Sir Sandford Fleming, KCMG (January 7, 1827 – July 22, 1915) was a Canadian engineer and inventor. Born and raised in Scotland, he emigrated to colonial Canada at the age of 18. He proposed worldwide standard time zones, designed Canada's first postage stamp, left a huge body of surveying and map making, engineered much of the Intercolonial Railway and the Canadian Pacific Railway, and was a founding member of the Royal Society of Canada and founder of the Royal Canadian Institute, a science organization in Toronto.
His time at the Northern Railway was marked by conflict with the architect Frederick William Cumberland, with whom he started the Canadian Institute and who was general manager of the railway until 1855. Starting as assistant engineer in 1852, Fleming replaced Cumberland in 1855 but was in turn ousted by him in 1862. In 1863 he became the chief government surveyor of Nova Scotia charged with the construction of a line from Truro to Pictou. When he would not accept the tenders from contractors that he considered too high, he was asked to bid for the work himself and completed the line by 1867 with great savings to the government and at profit to himself.
In 1862 he placed before the government a plan for a transcontinental railway connecting the Atlantic and Pacific oceans.[4] The first part, between Halifax and Quebec became an important part of the preconditions for New Brunswick and Nova Scotia to join the Canadian Federation because of the uncertainties of travel through Maine because of the American Civil War. In 1867 he was appointed engineer-in-chief of the Intercolonial Railway which became a federal project and he continued in this post till 1876. His insistence on building the bridges of iron and stone instead of wood was controversial at the time, but was soon vindicated by their resistance to fire.
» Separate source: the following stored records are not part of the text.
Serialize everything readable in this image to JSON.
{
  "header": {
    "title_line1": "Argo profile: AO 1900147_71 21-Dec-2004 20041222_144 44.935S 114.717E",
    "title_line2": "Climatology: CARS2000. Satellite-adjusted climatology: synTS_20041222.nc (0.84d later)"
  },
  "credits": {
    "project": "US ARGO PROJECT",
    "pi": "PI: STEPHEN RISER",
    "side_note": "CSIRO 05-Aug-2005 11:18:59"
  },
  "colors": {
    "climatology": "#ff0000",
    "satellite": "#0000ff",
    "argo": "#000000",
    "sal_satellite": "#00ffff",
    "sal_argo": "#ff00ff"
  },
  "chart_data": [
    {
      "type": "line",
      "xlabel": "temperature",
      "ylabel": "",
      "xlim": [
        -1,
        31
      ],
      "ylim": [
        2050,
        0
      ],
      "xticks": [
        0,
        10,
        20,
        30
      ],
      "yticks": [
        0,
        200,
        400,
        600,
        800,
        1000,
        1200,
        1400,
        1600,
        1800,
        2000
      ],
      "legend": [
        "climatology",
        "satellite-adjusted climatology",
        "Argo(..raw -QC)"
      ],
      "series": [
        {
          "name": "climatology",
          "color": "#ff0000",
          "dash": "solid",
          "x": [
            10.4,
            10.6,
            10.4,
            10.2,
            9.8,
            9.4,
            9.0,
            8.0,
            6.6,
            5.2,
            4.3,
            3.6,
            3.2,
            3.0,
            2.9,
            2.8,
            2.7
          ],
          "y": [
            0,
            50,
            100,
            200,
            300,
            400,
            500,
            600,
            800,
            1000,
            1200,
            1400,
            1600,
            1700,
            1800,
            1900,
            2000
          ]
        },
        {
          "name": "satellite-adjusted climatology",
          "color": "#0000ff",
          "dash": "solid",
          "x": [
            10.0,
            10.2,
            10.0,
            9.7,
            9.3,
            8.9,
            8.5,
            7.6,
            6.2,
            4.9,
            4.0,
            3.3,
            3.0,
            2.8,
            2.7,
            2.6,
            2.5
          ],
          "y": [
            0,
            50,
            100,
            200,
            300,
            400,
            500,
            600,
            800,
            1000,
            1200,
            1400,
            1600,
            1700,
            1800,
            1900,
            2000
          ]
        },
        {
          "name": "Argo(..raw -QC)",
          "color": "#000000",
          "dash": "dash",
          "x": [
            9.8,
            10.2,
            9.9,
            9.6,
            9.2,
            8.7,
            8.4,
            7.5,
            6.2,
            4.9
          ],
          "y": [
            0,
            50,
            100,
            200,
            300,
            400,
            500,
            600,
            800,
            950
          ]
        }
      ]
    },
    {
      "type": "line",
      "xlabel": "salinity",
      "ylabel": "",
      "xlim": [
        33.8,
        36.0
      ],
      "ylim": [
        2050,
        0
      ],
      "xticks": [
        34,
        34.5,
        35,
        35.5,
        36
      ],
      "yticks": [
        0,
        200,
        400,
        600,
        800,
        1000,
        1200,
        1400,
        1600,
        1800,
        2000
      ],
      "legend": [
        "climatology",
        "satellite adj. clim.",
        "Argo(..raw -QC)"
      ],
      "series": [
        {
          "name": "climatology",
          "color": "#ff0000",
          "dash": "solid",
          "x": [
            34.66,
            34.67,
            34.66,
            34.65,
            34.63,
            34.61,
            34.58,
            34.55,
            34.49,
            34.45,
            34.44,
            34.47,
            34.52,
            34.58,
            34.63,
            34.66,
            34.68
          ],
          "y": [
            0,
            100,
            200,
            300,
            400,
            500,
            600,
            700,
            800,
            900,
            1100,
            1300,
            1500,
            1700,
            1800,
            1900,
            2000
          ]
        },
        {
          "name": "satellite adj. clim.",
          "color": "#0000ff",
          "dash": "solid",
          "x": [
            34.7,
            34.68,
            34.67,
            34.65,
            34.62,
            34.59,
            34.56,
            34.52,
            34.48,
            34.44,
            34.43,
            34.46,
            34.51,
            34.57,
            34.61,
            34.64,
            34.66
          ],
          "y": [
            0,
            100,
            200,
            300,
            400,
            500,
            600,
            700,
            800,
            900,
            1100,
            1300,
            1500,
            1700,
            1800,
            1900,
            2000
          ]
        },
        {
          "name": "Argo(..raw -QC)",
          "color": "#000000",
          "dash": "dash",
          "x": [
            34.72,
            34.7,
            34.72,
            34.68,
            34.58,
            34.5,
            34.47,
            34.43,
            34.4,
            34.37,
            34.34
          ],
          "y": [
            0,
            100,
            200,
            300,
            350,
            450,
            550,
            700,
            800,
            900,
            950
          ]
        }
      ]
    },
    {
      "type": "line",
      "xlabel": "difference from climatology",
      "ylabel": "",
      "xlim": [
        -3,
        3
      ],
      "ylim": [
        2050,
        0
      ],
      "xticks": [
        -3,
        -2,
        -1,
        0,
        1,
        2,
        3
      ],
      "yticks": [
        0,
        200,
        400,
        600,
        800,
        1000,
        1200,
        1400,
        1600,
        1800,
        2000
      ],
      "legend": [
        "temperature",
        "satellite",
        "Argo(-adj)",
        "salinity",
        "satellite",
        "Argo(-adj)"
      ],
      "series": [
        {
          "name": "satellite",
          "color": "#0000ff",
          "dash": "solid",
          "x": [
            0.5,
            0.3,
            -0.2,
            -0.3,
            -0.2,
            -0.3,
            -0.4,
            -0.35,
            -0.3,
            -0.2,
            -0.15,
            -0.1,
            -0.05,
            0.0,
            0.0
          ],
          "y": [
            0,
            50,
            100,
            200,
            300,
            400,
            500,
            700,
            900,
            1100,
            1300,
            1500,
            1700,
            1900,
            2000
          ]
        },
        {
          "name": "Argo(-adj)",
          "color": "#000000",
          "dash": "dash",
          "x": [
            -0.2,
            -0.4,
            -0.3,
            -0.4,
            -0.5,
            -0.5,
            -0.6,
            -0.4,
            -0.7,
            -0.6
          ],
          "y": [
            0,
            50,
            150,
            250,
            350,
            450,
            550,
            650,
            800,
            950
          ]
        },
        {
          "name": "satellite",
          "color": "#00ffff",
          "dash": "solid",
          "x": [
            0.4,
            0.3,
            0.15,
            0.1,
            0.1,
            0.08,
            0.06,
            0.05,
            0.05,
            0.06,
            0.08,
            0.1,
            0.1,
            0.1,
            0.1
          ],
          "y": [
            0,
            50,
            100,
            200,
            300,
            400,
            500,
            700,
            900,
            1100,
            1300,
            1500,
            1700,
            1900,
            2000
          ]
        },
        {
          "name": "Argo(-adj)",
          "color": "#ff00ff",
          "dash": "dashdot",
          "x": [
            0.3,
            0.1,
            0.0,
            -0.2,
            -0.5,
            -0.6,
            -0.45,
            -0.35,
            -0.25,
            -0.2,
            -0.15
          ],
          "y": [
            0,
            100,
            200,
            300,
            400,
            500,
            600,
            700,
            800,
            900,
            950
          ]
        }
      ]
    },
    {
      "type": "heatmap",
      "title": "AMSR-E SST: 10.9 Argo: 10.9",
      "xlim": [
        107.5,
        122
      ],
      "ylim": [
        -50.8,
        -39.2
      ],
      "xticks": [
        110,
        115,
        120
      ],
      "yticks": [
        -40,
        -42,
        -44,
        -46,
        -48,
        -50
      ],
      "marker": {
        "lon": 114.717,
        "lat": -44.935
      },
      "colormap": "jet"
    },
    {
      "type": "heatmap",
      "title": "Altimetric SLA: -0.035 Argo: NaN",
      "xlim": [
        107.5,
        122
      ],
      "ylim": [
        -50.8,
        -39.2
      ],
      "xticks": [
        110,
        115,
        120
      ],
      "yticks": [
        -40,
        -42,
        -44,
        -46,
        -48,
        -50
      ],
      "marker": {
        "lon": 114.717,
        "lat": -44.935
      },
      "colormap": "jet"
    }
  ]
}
By 1871, the strategy of a railway connection was being used to bring British Columbia into federation and Fleming was offered the chief engineer post on the Canadian Pacific Railway. Although he hesitated because of the amount of work he had, in 1872 he set off with a small party to survey the route, particularly through the Rocky Mountains, finding a practicable route through the Yellowhead Pass. One of his companions, George Monro Grant wrote an account of the trip, which became a best-seller. By 1880, with 600 miles completed, a change of government brought a desire for a private company to own the whole project and Fleming was dismissed by Sir Charles Tupper, with a $30,000 payoff. It was the hardest blow of Fleming's life, though he obtained a promise of monopoly, later revoked, on his next project, a trans-pacific telegraph cable. Nevertheless, in 1884 he became a director of the Canadian Pacific Railway and was present as the last spike was driven.